They received all of the benefits since March, including an additional $ 600 per week. They won't look for a job because they have free money with nothing to do. There were many vacancies and companies couldn't fill them.

Now these people have 50 weeks of free money and another $ 300 a week of unemployment. There is no accountability for trying to find a job in New York. I heard of a case where the young adult bought a new used car with cash. Another is nearing $ 13,000 in unemployment savings.

There should be a free application for a Federal Student Aid-like (FAFSA) form that will fill in all of the family's financial information and parents' income. Colleges do it. If you are dependent and your parents are making a certain amount of money, those dependents should not receive benefits.

I heard about a family whose children received a check for $ 6,000 in July for unemployment because they couldn't work in a local school district. They had been collecting unemployment since March. You live in an affluent neighborhood where homes are valued at $ 300,000.

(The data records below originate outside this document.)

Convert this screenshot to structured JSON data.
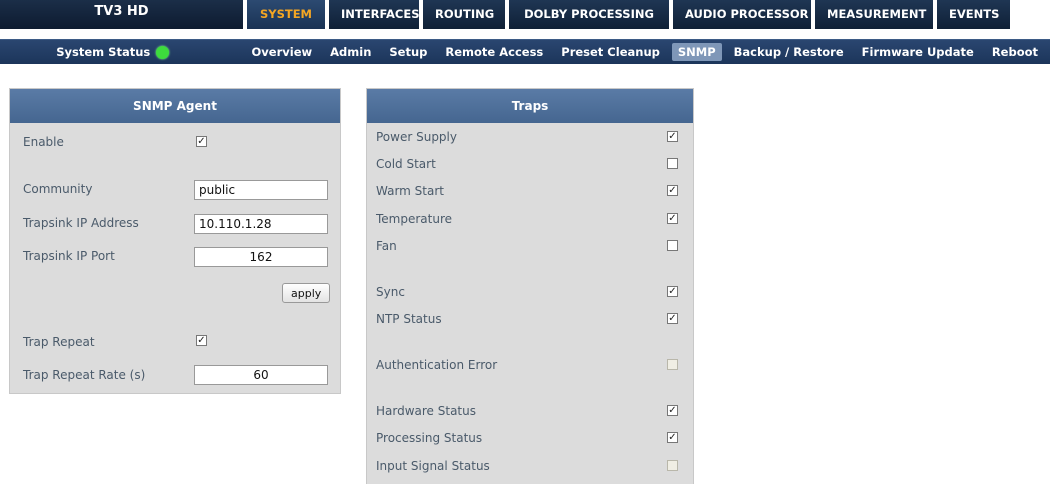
{
  "app": {
    "title": "TV3 HD"
  },
  "main_tabs": [
    {
      "label": "SYSTEM",
      "active": true
    },
    {
      "label": "INTERFACES",
      "active": false
    },
    {
      "label": "ROUTING",
      "active": false
    },
    {
      "label": "DOLBY PROCESSING",
      "active": false
    },
    {
      "label": "AUDIO PROCESSOR",
      "active": false
    },
    {
      "label": "MEASUREMENT",
      "active": false
    },
    {
      "label": "EVENTS",
      "active": false
    }
  ],
  "status": {
    "label": "System Status",
    "color": "#3ddc3d"
  },
  "sub_tabs": [
    {
      "label": "Overview",
      "active": false
    },
    {
      "label": "Admin",
      "active": false
    },
    {
      "label": "Setup",
      "active": false
    },
    {
      "label": "Remote Access",
      "active": false
    },
    {
      "label": "Preset Cleanup",
      "active": false
    },
    {
      "label": "SNMP",
      "active": true
    },
    {
      "label": "Backup / Restore",
      "active": false
    },
    {
      "label": "Firmware Update",
      "active": false
    },
    {
      "label": "Reboot",
      "active": false
    }
  ],
  "snmp_agent": {
    "title": "SNMP Agent",
    "enable_label": "Enable",
    "enable_checked": true,
    "community_label": "Community",
    "community_value": "public",
    "trapsink_ip_label": "Trapsink IP Address",
    "trapsink_ip_value": "10.110.1.28",
    "trapsink_port_label": "Trapsink IP Port",
    "trapsink_port_value": "162",
    "apply_label": "apply",
    "trap_repeat_label": "Trap Repeat",
    "trap_repeat_checked": true,
    "trap_repeat_rate_label": "Trap Repeat Rate (s)",
    "trap_repeat_rate_value": "60"
  },
  "traps": {
    "title": "Traps",
    "items": [
      {
        "label": "Power Supply",
        "checked": true,
        "disabled": false
      },
      {
        "label": "Cold Start",
        "checked": false,
        "disabled": false
      },
      {
        "label": "Warm Start",
        "checked": true,
        "disabled": false
      },
      {
        "label": "Temperature",
        "checked": true,
        "disabled": false
      },
      {
        "label": "Fan",
        "checked": false,
        "disabled": false
      },
      {
        "label": "Sync",
        "checked": true,
        "disabled": false
      },
      {
        "label": "NTP Status",
        "checked": true,
        "disabled": false
      },
      {
        "label": "Authentication Error",
        "checked": false,
        "disabled": true
      },
      {
        "label": "Hardware Status",
        "checked": true,
        "disabled": false
      },
      {
        "label": "Processing Status",
        "checked": true,
        "disabled": false
      },
      {
        "label": "Input Signal Status",
        "checked": false,
        "disabled": true
      }
    ]
  }
}
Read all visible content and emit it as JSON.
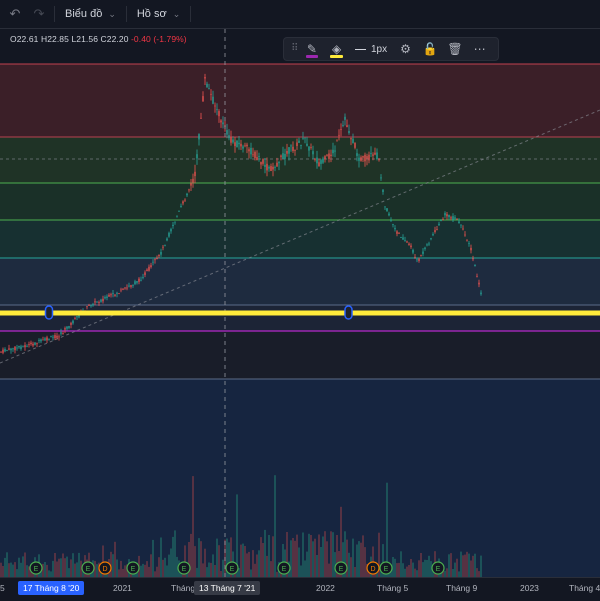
{
  "topbar": {
    "undo_icon": "undo-icon",
    "redo_icon": "redo-icon",
    "chart_menu_label": "Biểu đồ",
    "profile_menu_label": "Hồ sơ"
  },
  "ohlc": {
    "open": "O22.61",
    "high": "H22.85",
    "low": "L21.56",
    "close": "C22.20",
    "change": "-0.40 (-1.79%)",
    "change_color": "#f23645"
  },
  "drawing_toolbar": {
    "grip_icon": "drag-handle-icon",
    "pencil_icon": "pencil-icon",
    "pencil_color": "#9c27b0",
    "fill_icon": "fill-bucket-icon",
    "fill_color": "#ffeb3b",
    "line_width_label": "1px",
    "settings_icon": "gear-icon",
    "lock_icon": "lock-icon",
    "delete_icon": "trash-icon",
    "more_icon": "more-icon"
  },
  "xaxis": {
    "labels": [
      "5",
      "2021",
      "Tháng",
      "2022",
      "Tháng 5",
      "Tháng 9",
      "2023",
      "Tháng 4"
    ],
    "highlight_selected": "17 Tháng 8 '20",
    "highlight_crosshair": "13 Tháng 7 '21"
  },
  "event_markers": [
    "E",
    "E",
    "D",
    "E",
    "E",
    "E",
    "E",
    "E",
    "D",
    "E",
    "E"
  ],
  "colors": {
    "background": "#131722",
    "up_candle": "#26a69a",
    "down_candle": "#ef5350",
    "selected_line": "#ffeb3b",
    "level_purple": "#9c27b0",
    "x_highlight_blue": "#2962ff",
    "x_highlight_dark": "#363a45"
  }
}
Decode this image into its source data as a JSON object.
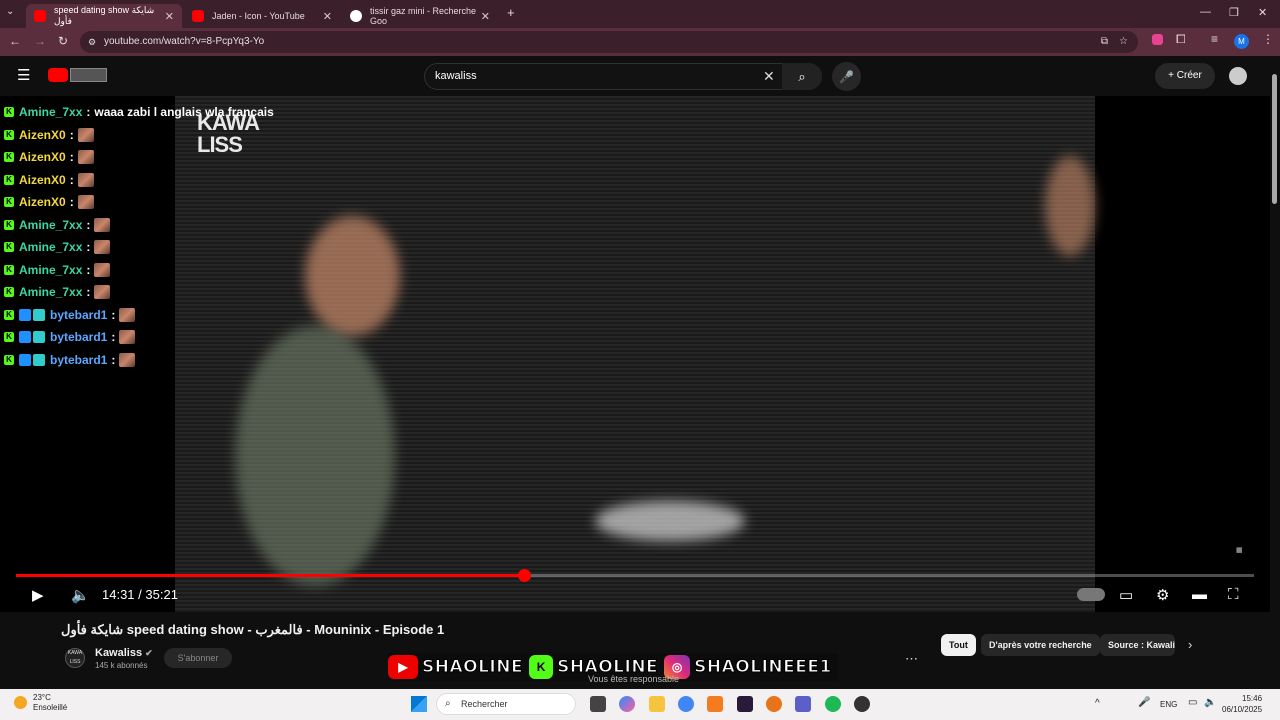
{
  "browser": {
    "tabs": [
      {
        "label": "speed dating show شايكة فأول",
        "active": true,
        "favicon": "youtube-icon"
      },
      {
        "label": "Jaden - Icon - YouTube",
        "active": false,
        "favicon": "youtube-icon"
      },
      {
        "label": "tissir gaz mini - Recherche Goo",
        "active": false,
        "favicon": "google-icon"
      }
    ],
    "url": "youtube.com/watch?v=8-PcpYq3-Yo",
    "profile_initial": "M"
  },
  "youtube": {
    "search_value": "kawaliss",
    "create_label": "Créer"
  },
  "stream_logo": {
    "line1": "KAWA",
    "line2": "LISS"
  },
  "chat": [
    {
      "user": "Amine_7xx",
      "color": "#3bd6a6",
      "text": "waaa zabi l anglais wla français",
      "emote": false,
      "badges": "k"
    },
    {
      "user": "AizenX0",
      "color": "#f5d742",
      "text": "",
      "emote": true,
      "badges": "k"
    },
    {
      "user": "AizenX0",
      "color": "#f5d742",
      "text": "",
      "emote": true,
      "badges": "k"
    },
    {
      "user": "AizenX0",
      "color": "#f5d742",
      "text": "",
      "emote": true,
      "badges": "k"
    },
    {
      "user": "AizenX0",
      "color": "#f5d742",
      "text": "",
      "emote": true,
      "badges": "k"
    },
    {
      "user": "Amine_7xx",
      "color": "#3bd6a6",
      "text": "",
      "emote": true,
      "badges": "k"
    },
    {
      "user": "Amine_7xx",
      "color": "#3bd6a6",
      "text": "",
      "emote": true,
      "badges": "k"
    },
    {
      "user": "Amine_7xx",
      "color": "#3bd6a6",
      "text": "",
      "emote": true,
      "badges": "k"
    },
    {
      "user": "Amine_7xx",
      "color": "#3bd6a6",
      "text": "",
      "emote": true,
      "badges": "k"
    },
    {
      "user": "bytebard1",
      "color": "#5aa8ff",
      "text": "",
      "emote": true,
      "badges": "kss"
    },
    {
      "user": "bytebard1",
      "color": "#5aa8ff",
      "text": "",
      "emote": true,
      "badges": "kss"
    },
    {
      "user": "bytebard1",
      "color": "#5aa8ff",
      "text": "",
      "emote": true,
      "badges": "kss"
    }
  ],
  "player": {
    "current_time": "14:31",
    "duration": "35:21",
    "progress_fraction": 0.41
  },
  "video": {
    "title": "شايكة فأول speed dating show - فالمغرب - Mouninix - Episode 1",
    "channel": "Kawaliss",
    "subscribers": "145 k abonnés",
    "subscribe_label": "S'abonner",
    "channel_icon_text": "KAWA LISS"
  },
  "chips": [
    "Tout",
    "D'après votre recherche",
    "Source : Kawali"
  ],
  "social_overlay": {
    "youtube": "SHAOLINE",
    "kick": "SHAOLINE",
    "instagram": "SHAOLINEEE1",
    "caption": "Vous êtes responsable"
  },
  "taskbar": {
    "temp": "23°C",
    "weather": "Ensoleillé",
    "search_placeholder": "Rechercher",
    "lang": "ENG",
    "time": "15:46",
    "date": "06/10/2025"
  },
  "colors": {
    "accent_red": "#ff0000",
    "kick_green": "#53fc18",
    "tab_bg": "#3b1f2a"
  }
}
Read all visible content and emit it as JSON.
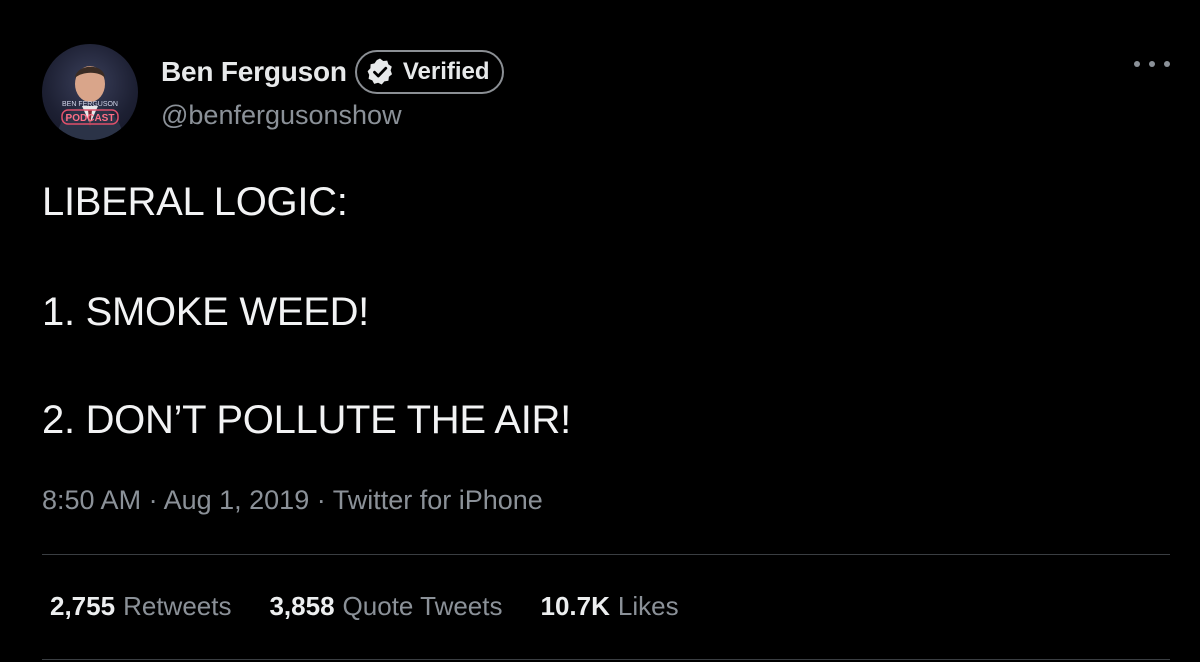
{
  "author": {
    "display_name": "Ben Ferguson",
    "verified_label": "Verified",
    "handle": "@benfergusonshow",
    "avatar_logo_text": "BEN FERGUSON",
    "avatar_logo_sub": "PODCAST"
  },
  "tweet": {
    "lines": [
      "LIBERAL LOGIC:",
      "1. SMOKE WEED!",
      "2. DON’T POLLUTE THE AIR!"
    ],
    "time": "8:50 AM",
    "date": "Aug 1, 2019",
    "source": "Twitter for iPhone",
    "separator": " · "
  },
  "stats": {
    "retweets_count": "2,755",
    "retweets_label": "Retweets",
    "quotes_count": "3,858",
    "quotes_label": "Quote Tweets",
    "likes_count": "10.7K",
    "likes_label": "Likes"
  },
  "colors": {
    "background": "#000000",
    "text_primary": "#e7e9ea",
    "text_secondary": "#8b9198",
    "divider": "#3a3e42",
    "logo_neon": "#e0506a"
  },
  "icons": {
    "verified": "verified-check-icon",
    "more": "more-horizontal-icon"
  }
}
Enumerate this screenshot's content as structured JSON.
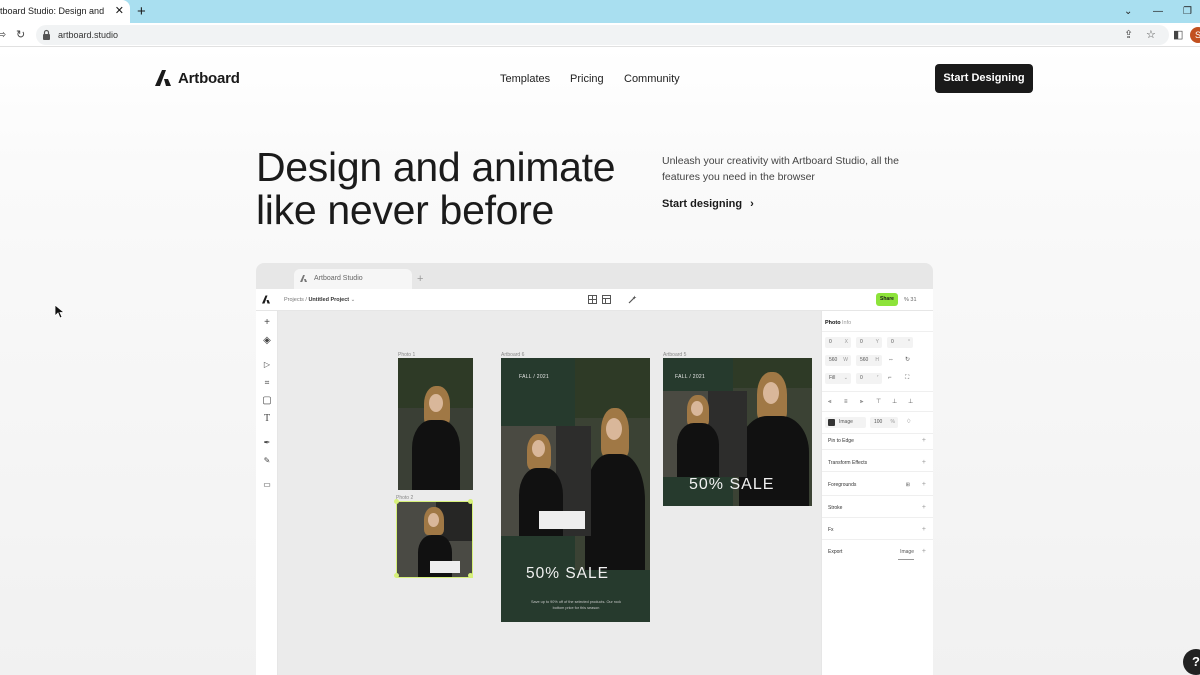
{
  "browser": {
    "tab_title": "rtboard Studio: Design and Ani",
    "tab_close": "✕",
    "new_tab": "+",
    "url": "artboard.studio",
    "profile_initial": "S"
  },
  "site": {
    "brand": "Artboard",
    "nav": [
      "Templates",
      "Pricing",
      "Community"
    ],
    "cta": "Start Designing",
    "headline_line1": "Design and animate",
    "headline_line2": "like never before",
    "subtitle": "Unleash your creativity with Artboard Studio, all the features you need in the browser",
    "start_link": "Start designing",
    "help": "?"
  },
  "app": {
    "tab_title": "Artboard Studio",
    "tab_plus": "+",
    "breadcrumb_parent": "Projects / ",
    "breadcrumb_current": "Untitled Project",
    "share": "Share",
    "zoom": "% 31",
    "canvas": {
      "photo1_label": "Photo 1",
      "photo2_label": "Photo 2",
      "artboard1_label": "Artboard 6",
      "artboard2_label": "Artboard 5",
      "fall_text": "FALL / 2021",
      "sale_text": "50%  SALE",
      "fine_print": "Save up to 90% off of the selected products. Our rock bottom price for this season"
    },
    "panel": {
      "tabs": [
        "Photo",
        "Info"
      ],
      "x": "0",
      "y": "0",
      "rotation": "0",
      "w": "560",
      "h": "560",
      "fit": "Fill",
      "radius": "0",
      "fill_type": "Image",
      "opacity": "100",
      "opacity_unit": "%",
      "sections": [
        "Pin to Edge",
        "Transform Effects",
        "Foregrounds",
        "Stroke",
        "Fx",
        "Export"
      ],
      "export_format": "Image"
    }
  }
}
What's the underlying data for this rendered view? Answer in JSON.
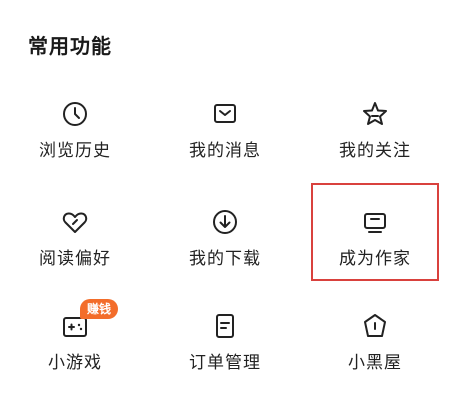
{
  "section": {
    "title": "常用功能"
  },
  "items": [
    {
      "label": "浏览历史",
      "icon": "clock-icon"
    },
    {
      "label": "我的消息",
      "icon": "message-box-icon"
    },
    {
      "label": "我的关注",
      "icon": "star-icon"
    },
    {
      "label": "阅读偏好",
      "icon": "heart-icon"
    },
    {
      "label": "我的下载",
      "icon": "download-icon"
    },
    {
      "label": "成为作家",
      "icon": "monitor-icon"
    },
    {
      "label": "小游戏",
      "icon": "gamepad-icon",
      "badge": "赚钱"
    },
    {
      "label": "订单管理",
      "icon": "order-doc-icon"
    },
    {
      "label": "小黑屋",
      "icon": "house-pentagon-icon"
    }
  ],
  "colors": {
    "highlight_border": "#d9413d",
    "badge_bg": "#f36d2a",
    "icon_stroke": "#222222"
  }
}
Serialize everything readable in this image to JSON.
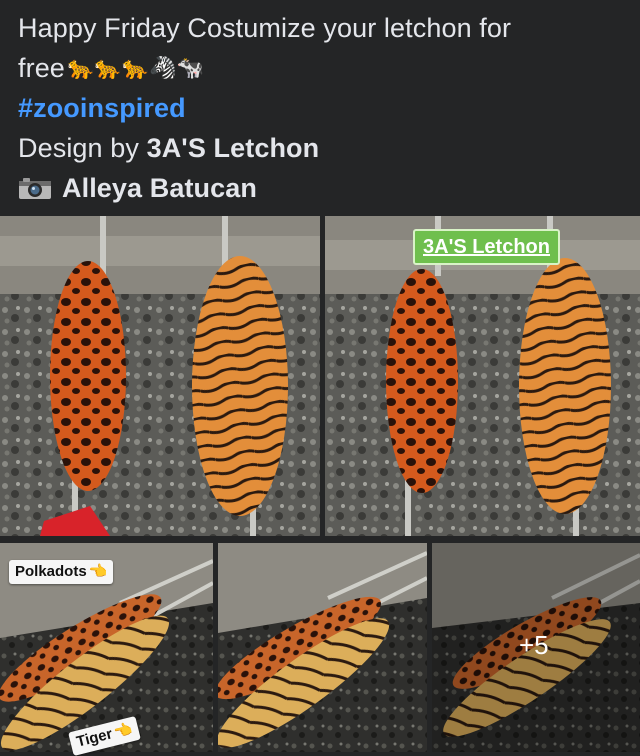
{
  "post": {
    "line1": "Happy Friday Costumize your letchon for",
    "line2_text": "free",
    "line2_emojis": "🐆🐆🐆🦓🐄",
    "hashtag": "#zooinspired",
    "design_prefix": "Design by ",
    "designer": "3A'S Letchon",
    "photographer": "Alleya Batucan"
  },
  "photos": {
    "watermark": "3A'S Letchon",
    "polkadots_label": "Polkadots",
    "tiger_label": "Tiger",
    "hand_emoji": "👈",
    "hand_emoji_2": "👈",
    "more_count": "+5"
  },
  "colors": {
    "background": "#242526",
    "text": "#e4e6eb",
    "hashtag": "#4599ff",
    "watermark_green": "#6fbf4d"
  },
  "icons": {
    "camera": "camera-icon",
    "pointing_hand": "pointing-hand-icon"
  }
}
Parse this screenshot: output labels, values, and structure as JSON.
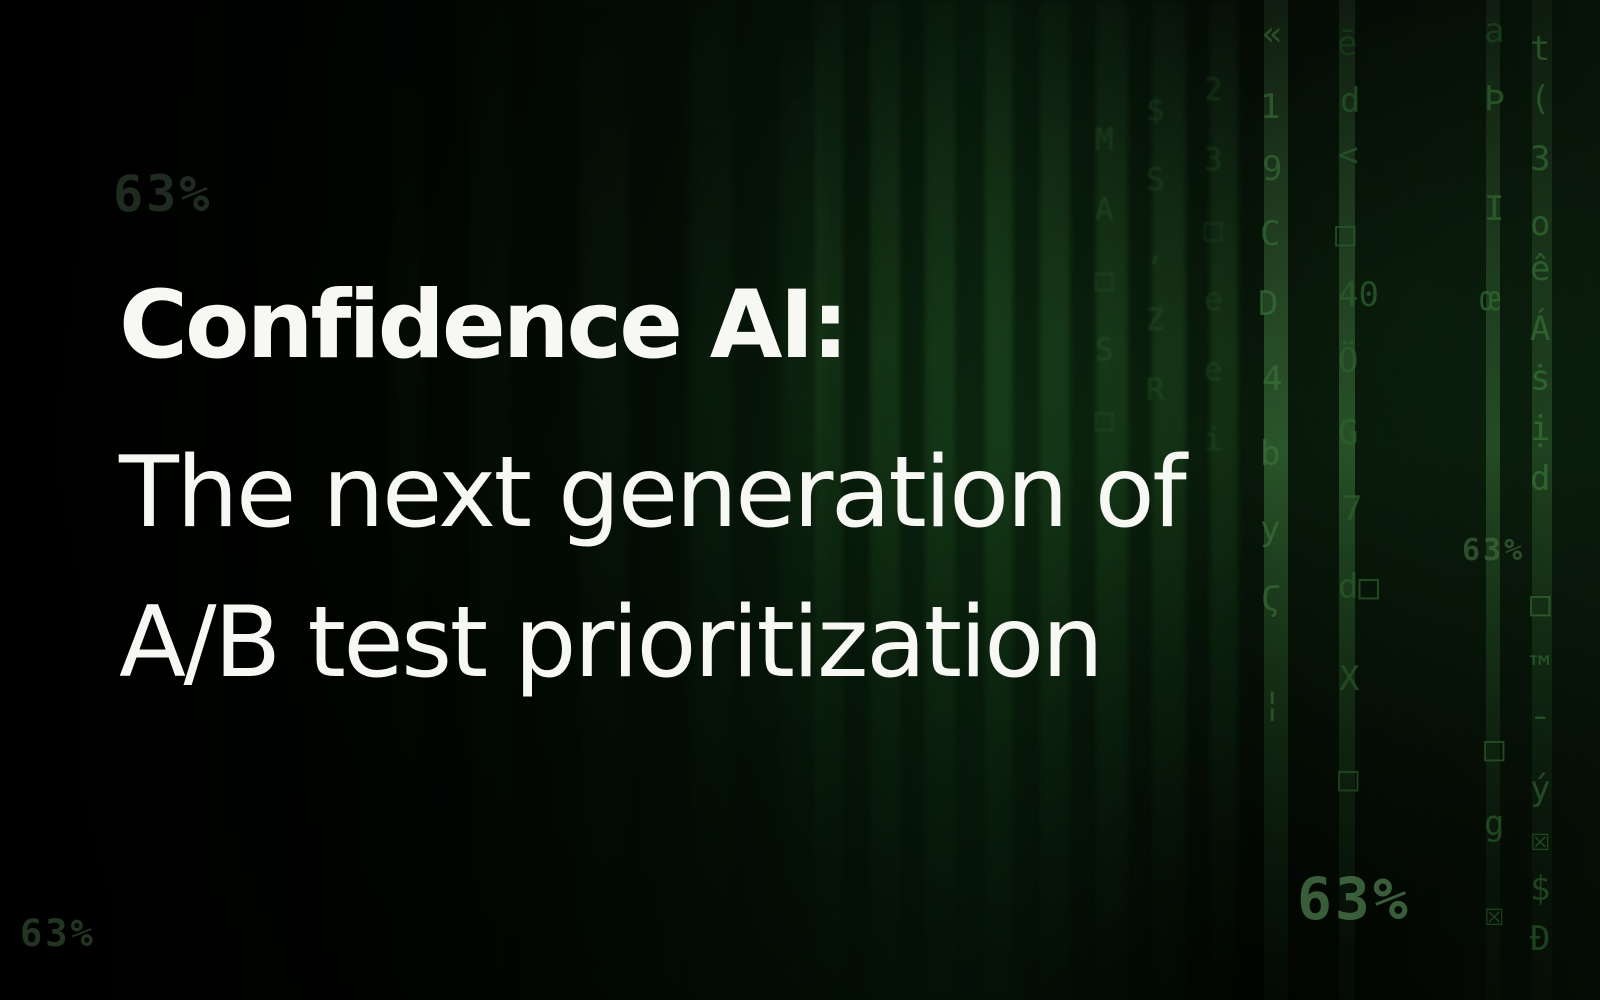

How stupid. I would fire the New York State Department of Labor commissioner.

What do you think?

Fed up of waste

The money is:My mother gave me a considerable financial gift. I gave it back. My future ex-husband says half is his

Dear Fed Up,

You have heard of many people doing many things. Most of the time, it sounds to me like they are trying to live their lives to the best of their ability and can forego being judged and / or shamed for their decisions by their friends and neighbors.

I heard a couple of things too. I've heard of 5.51 million unemployed. This is a low point for the pandemic and I am delighted. I've heard that many of these people are running out of government benefits and have moved to a temporary federal aid program because they still can't find work.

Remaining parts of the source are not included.